Judge Terry Green of the Central District of California granted summary judgment to three state taxpayers who sued the California Secretary of State over Assembly Bill 979 (AB 979), passed by the state legislature in 2020, which required corporations to comply with quota requirements by the end of 2021, which were then increased for 2022.

The taxpayers are represented by Judicial Watch, a conservative, non-partisan educational foundation that “seeks to ensure that political and judicial officials do not abuse the powers entrusted to them by the American people.”

AB 979 required publicly traded corporations headquartered in California to have, by the close of 2021, a minimum of one director from an “underrepresented community” on its board, as defined in the statute. And by the end of 2022, corporations with nine or more directors were required to have three such directors, with two directors from underrepresented communities for corporations with five to eight directors.

The law defined “underrepresented community” as “an individual who self-identifies as Black, African American, Hispanic, Latino, Asian, Pacific Islander, Native American, Native Hawaiian, or Alaska Native, or who self-identifies as gay, lesbian, bisexual, or transgender.”

The problem is, however, that such a law violates the California Constitution’s guarantee of equal protection of the laws (Article I, Section 7), as Judicial Watch alleged in its lawsuit. Essentially, the state of California cannot pass a law and expend taxpayer funds to enforce a law that draws distinctions between groups of people, unless it has a compelling interest.

And a belief that the private business sector has historically discriminated against certain underrepresented minorities in the composition of boards of directors is not a “compelling interest.”

“This historic California court decision declared unconstitutional one of the most blatant and significant attacks in the modern era on constitutional prohibitions against discrimination,” said Judicial Watch President Tom Fitton in a press release. “In its ruling [on April 1], the court upheld the core American value of equal protection under the law. Judicial Watch’s taxpayer clients are heroes for standing up for civil rights against the Left’s pernicious efforts to undo anti-discrimination protections.”

Even the California Assembly understood that AB 979 was constitutionally suspect when it passed the bill, according to Judicial Watch.

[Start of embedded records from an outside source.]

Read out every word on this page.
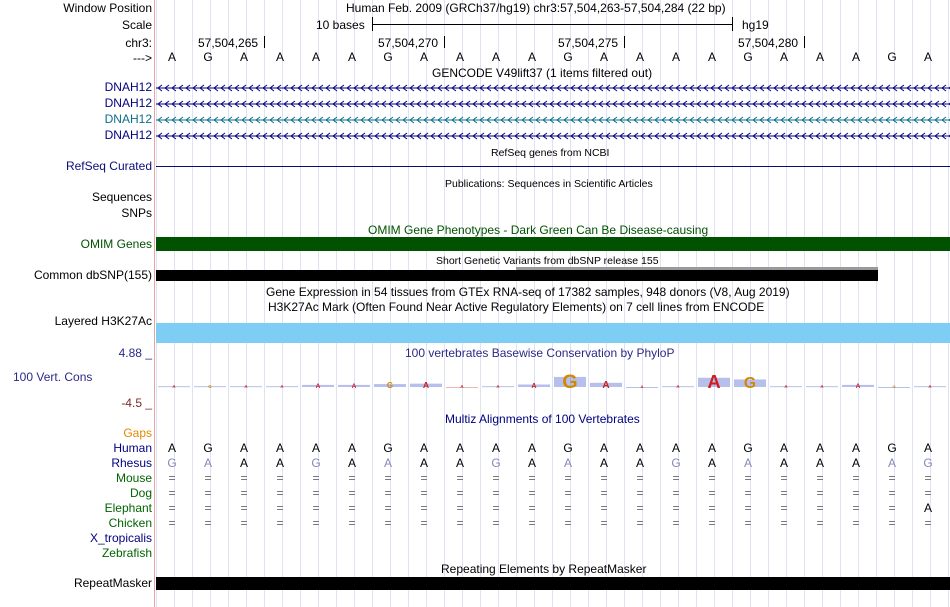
Window Position	Human Feb. 2009 (GRCh37/hg19) chr3:57,504,263-57,504,284 (22 bp)
Scale	10 bases	hg19
chr3:	57,504,265	57,504,270	57,504,275	57,504,280
--->	A	G	A	A	A	A	G	A	A	A	A	G	A	A	A	A	G	A	A	A	G	A
GENCODE V49lift37 (1 items filtered out)
DNAH12
DNAH12
DNAH12
DNAH12
RefSeq genes from NCBI
RefSeq Curated
Publications: Sequences in Scientific Articles
Sequences
SNPs
OMIM Gene Phenotypes - Dark Green Can Be Disease-causing
OMIM Genes
Short Genetic Variants from dbSNP release 155
Common dbSNP(155)
Gene Expression in 54 tissues from GTEx RNA-seq of 17382 samples, 948 donors (V8, Aug 2019)
H3K27Ac Mark (Often Found Near Active Regulatory Elements) on 7 cell lines from ENCODE
Layered H3K27Ac
100 vertebrates Basewise Conservation by PhyloP
4.88 _
100 Vert. Cons
-4.5 _
A	G	A	A	A	A	G	A	A	A	A G A	A	A A G	A	A	A	G	A
Multiz Alignments of 100 Vertebrates
Gaps
Human	A	G	A	A	A	A	G	A	A	A	A	G	A	A	A	A	G	A	A	A	G	A
Rhesus	G	A	A	A	G	A	A	A	A	G	A	A	A	A	G	A	A	A	A	A	A	G
Mouse	=	=	=	=	=	=	=	=	=	=	=	=	=	=	=	=	=	=	=	=	=	=
Dog	=	=	=	=	=	=	=	=	=	=	=	=	=	=	=	=	=	=	=	=	=	=
Elephant	=	=	=	=	=	=	=	=	=	=	=	=	=	=	=	=	=	=	=	=	=	A
Chicken	=	=	=	=	=	=	=	=	=	=	=	=	=	=	=	=	=	=	=	=	=	=
X_tropicalis
Zebrafish
Repeating Elements by RepeatMasker
RepeatMasker
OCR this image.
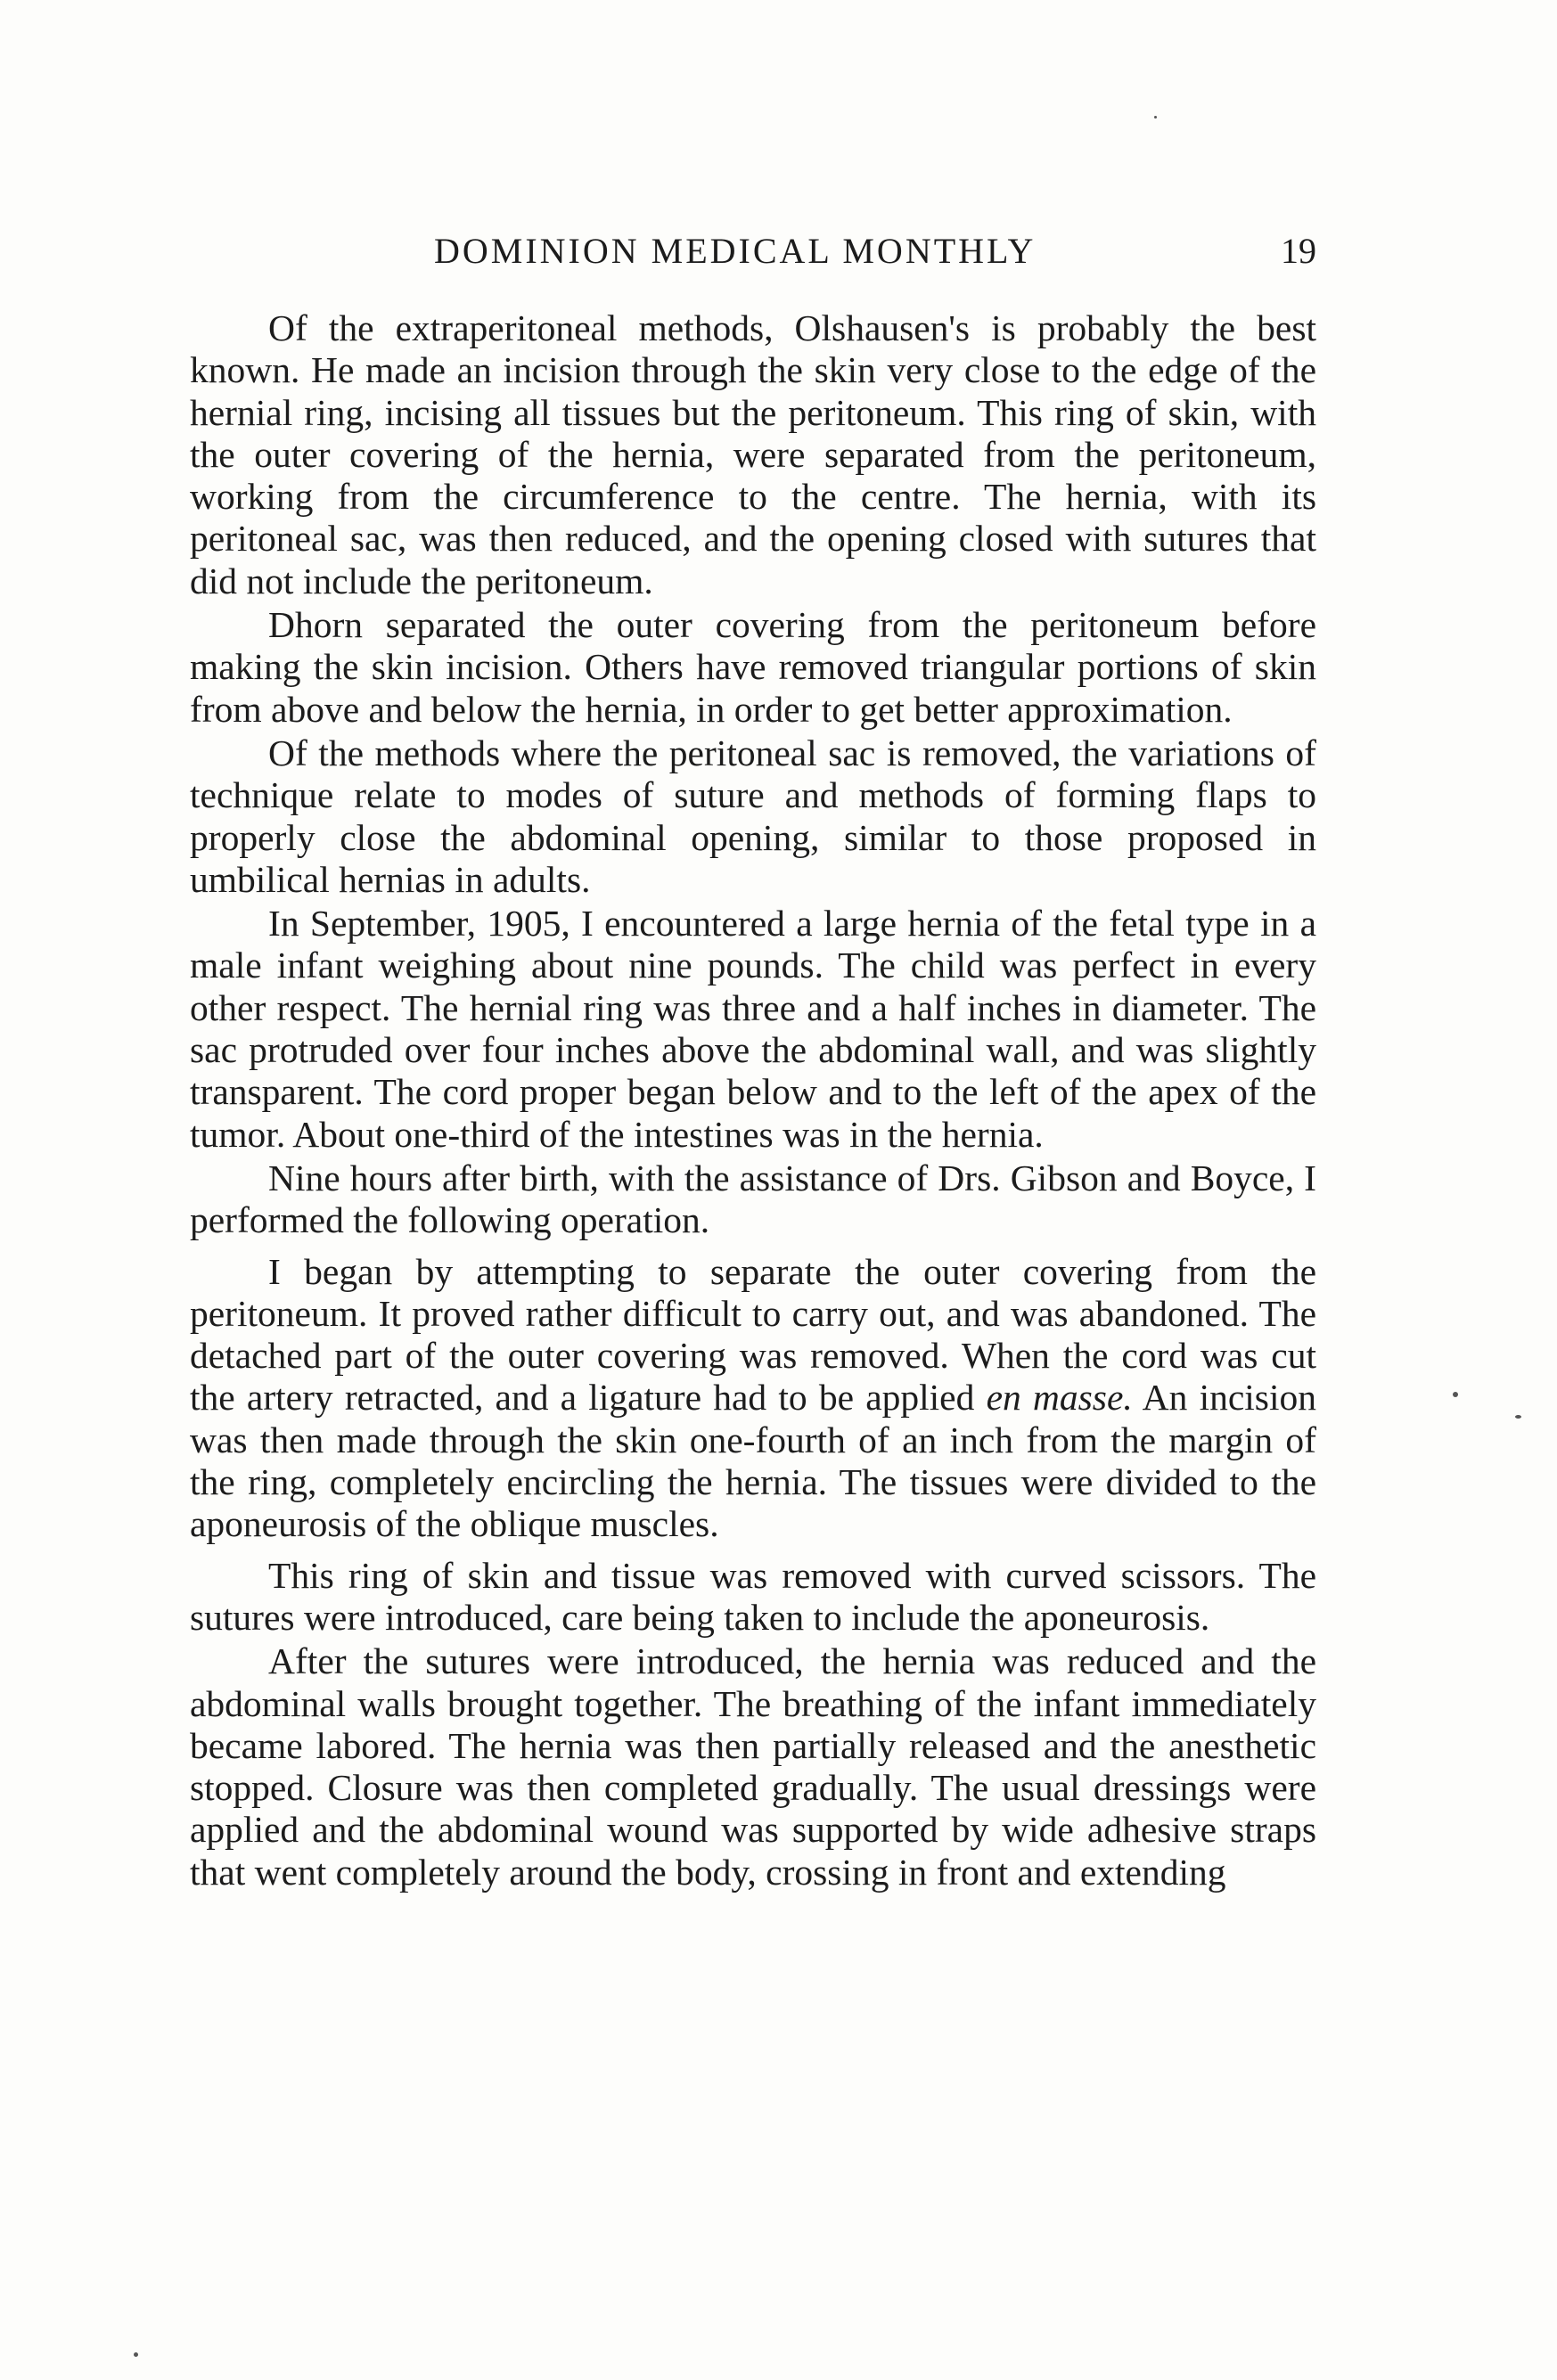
DOMINION MEDICAL MONTHLY	19

Of the extraperitoneal methods, Olshausen's is probably the best known. He made an incision through the skin very close to the edge of the hernial ring, incising all tissues but the peritoneum. This ring of skin, with the outer covering of the hernia, were separated from the peritoneum, working from the circumference to the centre. The hernia, with its peritoneal sac, was then reduced, and the opening closed with sutures that did not include the peritoneum.

Dhorn separated the outer covering from the peritoneum before making the skin incision. Others have removed triangular portions of skin from above and below the hernia, in order to get better approximation.

Of the methods where the peritoneal sac is removed, the variations of technique relate to modes of suture and methods of forming flaps to properly close the abdominal opening, similar to those proposed in umbilical hernias in adults.

In September, 1905, I encountered a large hernia of the fetal type in a male infant weighing about nine pounds. The child was perfect in every other respect. The hernial ring was three and a half inches in diameter. The sac protruded over four inches above the abdominal wall, and was slightly transparent. The cord proper began below and to the left of the apex of the tumor. About one-third of the intestines was in the hernia.

Nine hours after birth, with the assistance of Drs. Gibson and Boyce, I performed the following operation.

I began by attempting to separate the outer covering from the peritoneum. It proved rather difficult to carry out, and was abandoned. The detached part of the outer covering was removed. When the cord was cut the artery retracted, and a ligature had to be applied en masse. An incision was then made through the skin one-fourth of an inch from the margin of the ring, completely encircling the hernia. The tissues were divided to the aponeurosis of the oblique muscles.

This ring of skin and tissue was removed with curved scissors. The sutures were introduced, care being taken to include the aponeurosis.

After the sutures were introduced, the hernia was reduced and the abdominal walls brought together. The breathing of the infant immediately became labored. The hernia was then partially released and the anesthetic stopped. Closure was then completed gradually. The usual dressings were applied and the abdominal wound was supported by wide adhesive straps that went completely around the body, crossing in front and extending
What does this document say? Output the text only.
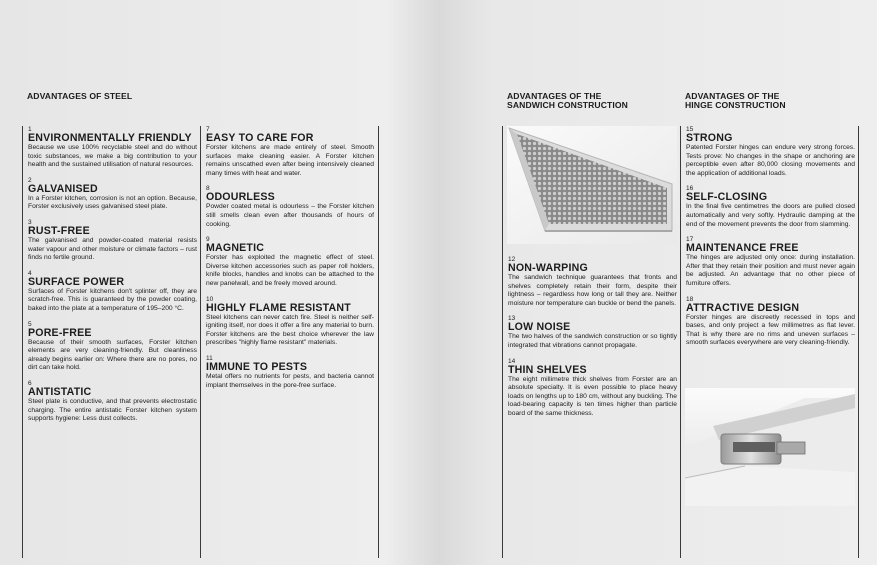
ADVANTAGES OF STEEL	ADVANTAGES OF THE
SANDWICH CONSTRUCTION
ADVANTAGES OF THE
HINGE CONSTRUCTION
1
ENVIRONMENTALLY FRIENDLY
Because we use 100% recyclable steel and do without toxic substances, we make a big contribution to your health and the sustained utilisation of natural resources.
2
GALVANISED
In a Forster kitchen, corrosion is not an option. Because, Forster exclusively uses galvanised steel plate.
3
RUST-FREE
The galvanised and powder-coated material resists water vapour and other moisture or climate factors – rust finds no fertile ground.
4
SURFACE POWER
Surfaces of Forster kitchens don't splinter off, they are scratch-free. This is guaranteed by the powder coating, baked into the plate at a temperature of 195–200 °C.
5
PORE-FREE
Because of their smooth surfaces, Forster kitchen elements are very cleaning-friendly. But cleanliness already begins earlier on: Where there are no pores, no dirt can take hold.
6
ANTISTATIC
Steel plate is conductive, and that prevents electrostatic charging. The entire antistatic Forster kitchen system supports hygiene: Less dust collects.
7
EASY TO CARE FOR
Forster kitchens are made entirely of steel. Smooth surfaces make cleaning easier. A Forster kitchen remains unscathed even after being intensively cleaned many times with heat and water.
8
ODOURLESS
Powder coated metal is odourless – the Forster kitchen still smells clean even after thousands of hours of cooking.
9
MAGNETIC
Forster has exploited the magnetic effect of steel. Diverse kitchen accessories such as paper roll holders, knife blocks, handles and knobs can be attached to the new panelwall, and be freely moved around.
10
HIGHLY FLAME RESISTANT
Steel kitchens can never catch fire. Steel is neither self-igniting itself, nor does it offer a fire any material to burn. Forster kitchens are the best choice wherever the law prescribes "highly flame resistant" materials.
11
IMMUNE TO PESTS
Metal offers no nutrients for pests, and bacteria cannot implant themselves in the pore-free surface.
12
NON-WARPING
The sandwich technique guarantees that fronts and shelves completely retain their form, despite their lightness – regardless how long or tall they are. Neither moisture nor temperature can buckle or bend the panels.
13
LOW NOISE
The two halves of the sandwich construction or so tightly integrated that vibrations cannot propagate.
14
THIN SHELVES
The eight millimetre thick shelves from Forster are an absolute specialty. It is even possible to place heavy loads on lengths up to 180 cm, without any buckling. The load-bearing capacity is ten times higher than particle board of the same thickness.
15
STRONG
Patented Forster hinges can endure very strong forces. Tests prove: No changes in the shape or anchoring are perceptible even after 80,000 closing movements and the application of additional loads.
16
SELF-CLOSING
In the final five centimetres the doors are pulled closed automatically and very softly. Hydraulic damping at the end of the movement prevents the door from slamming.
17
MAINTENANCE FREE
The hinges are adjusted only once: during installation. After that they retain their position and must never again be adjusted. An advantage that no other piece of furniture offers.
18
ATTRACTIVE DESIGN
Forster hinges are discreetly recessed in tops and bases, and only project a few millimetres as flat lever. That is why there are no rims and uneven surfaces – smooth surfaces everywhere are very cleaning-friendly.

“Indeed, a Senate Floor Analysis produced during deliberation on the legislation concluded the bill draws distinctions based on race and ethnicity, and therefore, it is ‘suspect’ and that ‘the existence of general societal discrimination will not ordinarily satisfy courts.’ Also, according to the Assembly Appropriations Committee, AB 979 ‘will result in ongoing costs in the hundreds of thousands of dollars to gather demographic information and compile a report on this data on its internet website.’”

Although Judge Green did not issue a detailed opinion outlining his reasons for granting summary judgment, he undoubtedly looked to the U.S. Supreme Court’s decision in Parents Involved in Community Schools v. Seattle School District No. 1, in which Chief Justice John Roberts famously opined, “The way to stop discrimination on the basis of race is to stop discriminating on the basis of race.”

In other words, the government cannot rectify what it perceives to be discrimination by imposing its own form of discrimination in return.

Judicial Watch is also challenging another California law, SB 826, that imposed quotas on publicly held corporate boards to include at least one director “who self-identifies her gender as a woman.” That lawsuit is still in progress.

The “underrepresented minority” case is Crest v. Padilla.